Это был для него торжественный день, и он даже отказался по случаю такого события от поездки в Эйдсволль. Шарлотта сидела и смотрела ему прямо в глаза, когда он в двадцатый раз убеждал её брата самыми вескими своими доводами. Кто знает, может быть, он на неё тоже немного подействовал.
— Слушай, рукопись у тебя? — повторяет он. — Ты не забыл её на столе?
Илен хлопает себя по боковому карману и снова отвечает, что рукопись у него.
— Впрочем, не так уж опасно, если я её оставил на столе, — добавляет он. — К тому же мне не верится, что он её примет.
— Примет, примет! — отвечает Бондесен. — Люнге немедленно же примет её. Ты не знаешь редактора Люнге. В нашей стране немного людей, перед которыми я так преклоняюсь, как перед ним; он меня многому научил, когда я ещё был мальчиком и жил дома, и меня всегда охватывает чувство тёплой признательности, лишь только я его вижу на улице. Странное чувство, знаешь! Разве тебе приходилось когда-нибудь видеть подобный талант? Три-четыре строчки в его газете выражают столько же, сколько целый столбец в других. Он бьёт больно, да, но так и надо, они этого заслуживают. Ты читал маленькую заметку о министерстве в последнем номере? Первые шесть строчек кроткие, мирные, без всякой скрытой злобы, но зато седьмая, единственная строчка — меткий удар, закончивший заметку, оставив после себя прекрасный кровавый след. Да, да, он способен на такие вещи!.. Когда ты придёшь к нему, скажи, мол, так и так, писал уже раньше, кое-что послал за границу, и ещё больше находится у тебя в голове. С этими словами ты положишь перед ним рукопись. Если бы только мне надо было за чем-нибудь тоже к нему сходить!
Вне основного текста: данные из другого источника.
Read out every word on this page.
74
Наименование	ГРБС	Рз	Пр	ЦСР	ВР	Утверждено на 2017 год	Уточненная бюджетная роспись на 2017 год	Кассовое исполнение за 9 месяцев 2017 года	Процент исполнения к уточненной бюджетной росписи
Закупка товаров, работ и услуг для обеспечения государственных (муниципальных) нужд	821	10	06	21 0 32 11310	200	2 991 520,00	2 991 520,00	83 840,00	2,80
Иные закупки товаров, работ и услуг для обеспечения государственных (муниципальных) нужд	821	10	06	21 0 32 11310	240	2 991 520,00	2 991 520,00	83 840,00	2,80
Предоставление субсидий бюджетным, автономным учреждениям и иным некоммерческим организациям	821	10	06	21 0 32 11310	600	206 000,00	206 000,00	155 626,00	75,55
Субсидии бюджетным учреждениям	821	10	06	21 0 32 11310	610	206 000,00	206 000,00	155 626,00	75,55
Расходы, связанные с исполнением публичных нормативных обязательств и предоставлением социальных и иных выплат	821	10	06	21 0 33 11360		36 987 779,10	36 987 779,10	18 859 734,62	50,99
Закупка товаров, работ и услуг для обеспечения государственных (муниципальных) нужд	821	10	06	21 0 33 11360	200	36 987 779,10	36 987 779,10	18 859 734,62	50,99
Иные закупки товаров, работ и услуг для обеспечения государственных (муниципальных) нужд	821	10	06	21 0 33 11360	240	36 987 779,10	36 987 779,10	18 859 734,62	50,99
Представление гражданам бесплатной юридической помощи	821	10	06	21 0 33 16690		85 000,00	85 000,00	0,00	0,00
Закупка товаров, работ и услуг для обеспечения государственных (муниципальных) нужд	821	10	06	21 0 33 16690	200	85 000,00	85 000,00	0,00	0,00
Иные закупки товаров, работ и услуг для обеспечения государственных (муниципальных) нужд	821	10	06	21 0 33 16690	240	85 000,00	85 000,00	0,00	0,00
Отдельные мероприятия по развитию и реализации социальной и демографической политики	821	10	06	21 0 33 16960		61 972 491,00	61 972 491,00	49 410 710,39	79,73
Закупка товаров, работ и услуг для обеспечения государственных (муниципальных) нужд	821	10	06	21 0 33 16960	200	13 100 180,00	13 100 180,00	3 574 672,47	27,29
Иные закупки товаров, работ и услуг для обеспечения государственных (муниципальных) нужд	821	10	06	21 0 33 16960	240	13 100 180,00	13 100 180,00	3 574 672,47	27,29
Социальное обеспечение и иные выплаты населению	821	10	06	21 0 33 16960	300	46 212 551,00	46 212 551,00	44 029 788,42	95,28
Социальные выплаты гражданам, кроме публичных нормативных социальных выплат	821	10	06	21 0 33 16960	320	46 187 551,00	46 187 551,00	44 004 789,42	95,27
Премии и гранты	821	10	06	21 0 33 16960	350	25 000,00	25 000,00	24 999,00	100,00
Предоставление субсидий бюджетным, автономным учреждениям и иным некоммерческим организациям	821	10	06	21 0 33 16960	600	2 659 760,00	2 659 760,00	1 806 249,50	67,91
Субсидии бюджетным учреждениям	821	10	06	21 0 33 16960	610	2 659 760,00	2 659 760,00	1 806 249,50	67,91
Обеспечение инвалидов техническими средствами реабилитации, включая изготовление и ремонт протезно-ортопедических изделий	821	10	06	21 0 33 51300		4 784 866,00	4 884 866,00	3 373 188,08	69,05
Но когда я сам кое-что напишу, я думаю — впоследствии, может быть, на будущий год, так ты уж мне должен будешь оказать услугу и отнести это к нему. Да, тебе, видно, придётся это сделать, у меня самого не хватит смелости, я знаю, — ведь он имел на меня сильное влияние.
— Ты говоришь так, как будто я уже окончательно пристроился в «Газете».
— Между мною и тобою большая разница. Ты явишься к нему со старинным известным именем, ведь не всякого зовут Илен; кроме того, ты пишешь научные статьи.
— Как ты спешишь! — восклицает Илен. — Не могу же я явиться к нему, обливаясь потом.
— Да, ты прав! Ты должен войти к нему совершенно спокойным. А я подожду внизу, пока ты не выйдешь... Этот медведь Гойбро сказал, что он не читает больше «Газеты». Да это вполне и соответствует степени его образованности, он, разумеется, ничего не читает...
— Нет, он читает много, — говорит Илен.
— Гойбро? Гойбро читает много? Но если хочешь следить за прогрессом и быть передовым человеком, так ведь надо читать «Газету», я думаю. Гойбро засмеялся, когда я сказал, что «Газета» — радикальный орган. Уж слишком он важничает. Я — радикал и говорю, что «Газета» тоже радикальна. Да, она рекламирует и расхваливает себя, — но, откровенно говоря. почему и нет? Разве у неё нет оснований чувствовать своё превосходство? Все газеты ей подражают, даже подыскиванию заголовков для своих статей им надо учиться у «Газеты». Разве это не правда? Впрочем, пусть говорят что угодно, но «Газета» — единственный орган, пользующийся известным влиянием. Ведь Люнге — можно почти буквально сказать — вручил портфели нашим министрам, а теперь не задумается перед тем, чтобы их снова свергнуть. Конечно, он таким образом разрушает результаты своей собственной работы, но разве в этом вина Люнге? Разве министерство не изменяет своему старому знамени? Надо прекратить такой позор! И Люнге уж об этом позаботится.